Harris v. Morris

The Chancellor :

The hill in this case was filed in the year 1833, on the equity side of Charles County Court, and prays that the defendant may be compelled to convey to the complainants, Morgan Harris (since deceased) and his wife Etheldra, a parcel of land in said county, called “Morris Landing.” After various proceedings in the County Court, it was transferred under the act of Assembly to this court, and is submitted for decision upon notes in writing of the solicitors of the parties.

The agreement alleged in the bill is, it is true a parol agreement, but a part performance of it, is distinctly averred, and a long possession of the party under whom the complainants claim is also charged.

The answer, however, denies the agreement, and impliedly, rather than expressly, relies upon the Statute of Frauds.

My opinion is, that the complainant’s case is clearly established by the proof, if John Gr. Chapman and Elizabeth Chapman are competent witnesses, and I do not see how they can be considered incompetent. John Gr. Chapman and the surviving complainant were the heirs at law of the late Samuel Chapman, and after his death, by their deed making partition of the estate, executed on the 3d of October, 1832. Each conveyed to the other certain parcels thereof, to be held in severalty with a covenant that each should hold the parcels so conveyed free from any claim or demand on the part of the other, or his or her heirs, but neither covenanted to assure the title of the other.

In this division the land in question fell to the share of the complainant, and it is supposed that if she fails in this suit, there is some sort of responsibility on the part of the witness to compensate her for the loss, and that, therefore, he is disqualified on the ground of interest.
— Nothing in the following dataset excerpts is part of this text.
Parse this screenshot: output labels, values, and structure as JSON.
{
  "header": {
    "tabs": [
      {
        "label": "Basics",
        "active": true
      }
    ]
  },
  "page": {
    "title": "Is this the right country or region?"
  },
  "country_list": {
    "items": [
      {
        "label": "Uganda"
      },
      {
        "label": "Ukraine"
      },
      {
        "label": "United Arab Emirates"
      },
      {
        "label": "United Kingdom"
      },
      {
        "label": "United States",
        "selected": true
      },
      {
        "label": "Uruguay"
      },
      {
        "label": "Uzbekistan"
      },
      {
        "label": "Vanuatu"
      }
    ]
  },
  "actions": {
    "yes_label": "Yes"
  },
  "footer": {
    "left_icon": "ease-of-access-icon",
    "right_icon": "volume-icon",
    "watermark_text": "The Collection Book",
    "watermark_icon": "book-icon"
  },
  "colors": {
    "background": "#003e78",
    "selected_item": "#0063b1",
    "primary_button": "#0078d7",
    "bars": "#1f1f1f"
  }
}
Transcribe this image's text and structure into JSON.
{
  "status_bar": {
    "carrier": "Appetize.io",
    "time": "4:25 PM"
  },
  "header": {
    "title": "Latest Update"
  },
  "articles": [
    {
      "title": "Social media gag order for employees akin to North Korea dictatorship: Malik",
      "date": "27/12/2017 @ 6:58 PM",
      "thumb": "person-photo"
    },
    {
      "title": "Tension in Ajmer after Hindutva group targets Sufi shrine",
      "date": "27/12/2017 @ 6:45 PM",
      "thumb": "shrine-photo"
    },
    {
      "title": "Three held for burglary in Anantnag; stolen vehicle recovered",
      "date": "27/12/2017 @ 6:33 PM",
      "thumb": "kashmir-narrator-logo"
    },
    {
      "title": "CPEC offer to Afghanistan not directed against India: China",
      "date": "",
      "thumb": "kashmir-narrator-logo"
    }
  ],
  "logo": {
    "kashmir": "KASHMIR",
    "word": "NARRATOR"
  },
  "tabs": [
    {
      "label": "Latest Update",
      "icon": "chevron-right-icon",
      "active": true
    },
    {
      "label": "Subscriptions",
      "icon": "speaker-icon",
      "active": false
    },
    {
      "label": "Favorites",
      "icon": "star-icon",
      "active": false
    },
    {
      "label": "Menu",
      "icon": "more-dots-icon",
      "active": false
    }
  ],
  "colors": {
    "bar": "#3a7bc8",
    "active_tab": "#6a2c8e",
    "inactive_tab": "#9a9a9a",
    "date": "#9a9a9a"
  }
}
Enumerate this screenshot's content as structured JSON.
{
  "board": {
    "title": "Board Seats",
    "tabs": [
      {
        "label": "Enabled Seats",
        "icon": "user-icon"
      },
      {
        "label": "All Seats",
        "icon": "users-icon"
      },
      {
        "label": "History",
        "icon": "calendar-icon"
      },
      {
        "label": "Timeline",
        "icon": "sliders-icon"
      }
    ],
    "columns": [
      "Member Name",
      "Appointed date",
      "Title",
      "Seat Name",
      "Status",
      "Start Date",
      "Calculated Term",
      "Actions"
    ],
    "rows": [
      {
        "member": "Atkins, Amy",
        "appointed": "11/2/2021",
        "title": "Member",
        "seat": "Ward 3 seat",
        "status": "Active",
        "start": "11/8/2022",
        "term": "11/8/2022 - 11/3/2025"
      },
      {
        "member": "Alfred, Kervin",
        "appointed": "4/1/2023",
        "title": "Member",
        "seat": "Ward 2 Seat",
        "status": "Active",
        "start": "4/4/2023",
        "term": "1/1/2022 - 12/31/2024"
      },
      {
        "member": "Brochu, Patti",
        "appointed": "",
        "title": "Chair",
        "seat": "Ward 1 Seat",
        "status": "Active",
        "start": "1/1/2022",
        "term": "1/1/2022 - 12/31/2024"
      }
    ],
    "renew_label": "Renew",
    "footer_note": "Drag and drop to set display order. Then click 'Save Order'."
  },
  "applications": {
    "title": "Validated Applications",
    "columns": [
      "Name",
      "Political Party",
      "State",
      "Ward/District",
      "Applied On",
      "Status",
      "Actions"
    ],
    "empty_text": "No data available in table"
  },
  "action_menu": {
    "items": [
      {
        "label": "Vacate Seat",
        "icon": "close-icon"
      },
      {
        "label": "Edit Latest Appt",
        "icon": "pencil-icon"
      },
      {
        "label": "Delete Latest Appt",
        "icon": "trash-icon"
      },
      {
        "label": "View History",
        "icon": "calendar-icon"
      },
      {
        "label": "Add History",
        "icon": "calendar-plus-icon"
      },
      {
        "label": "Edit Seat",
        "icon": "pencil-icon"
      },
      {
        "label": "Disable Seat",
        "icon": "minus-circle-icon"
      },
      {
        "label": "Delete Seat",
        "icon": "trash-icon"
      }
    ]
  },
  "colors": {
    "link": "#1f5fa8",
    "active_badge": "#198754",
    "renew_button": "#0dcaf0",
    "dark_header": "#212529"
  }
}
But I do not think so. A vendor of land, selling in good faith, is not responsible for the goodness of his title beyond the covenants in his deed. Gouver*534neur vs. Elmendorf, 5 Johns. Ch. Rep., 79. And as there can be no doubt of the good faith of the witness, and he has not by his covenant warranted the title, except as against himself and his heirs, I think him a competent witness. As to Mrs. Elizabeth Chapman, no disqualifing interest is shown in her. But conceding that she is not competent, (though I certainly think she is,) the very full and conclusive evidence of John Gr. Chapman, together with the other circumstances of the case is, in my opinion, quite sufficient to entitle the complainant to a decree.

[The decree of the Chancellor in this case was affirmed upon appeal. See 9 Gill, 19.] Alexander, for Complainants. * May and Robt. J. Brent, for Defendant.

As there seems to be some doubt whether the purchase money was paid, a decree will be signed for a specific performance of the agreement on payment of the purchase money, or on its being made to appear by satisfactory evidence that it has been paid.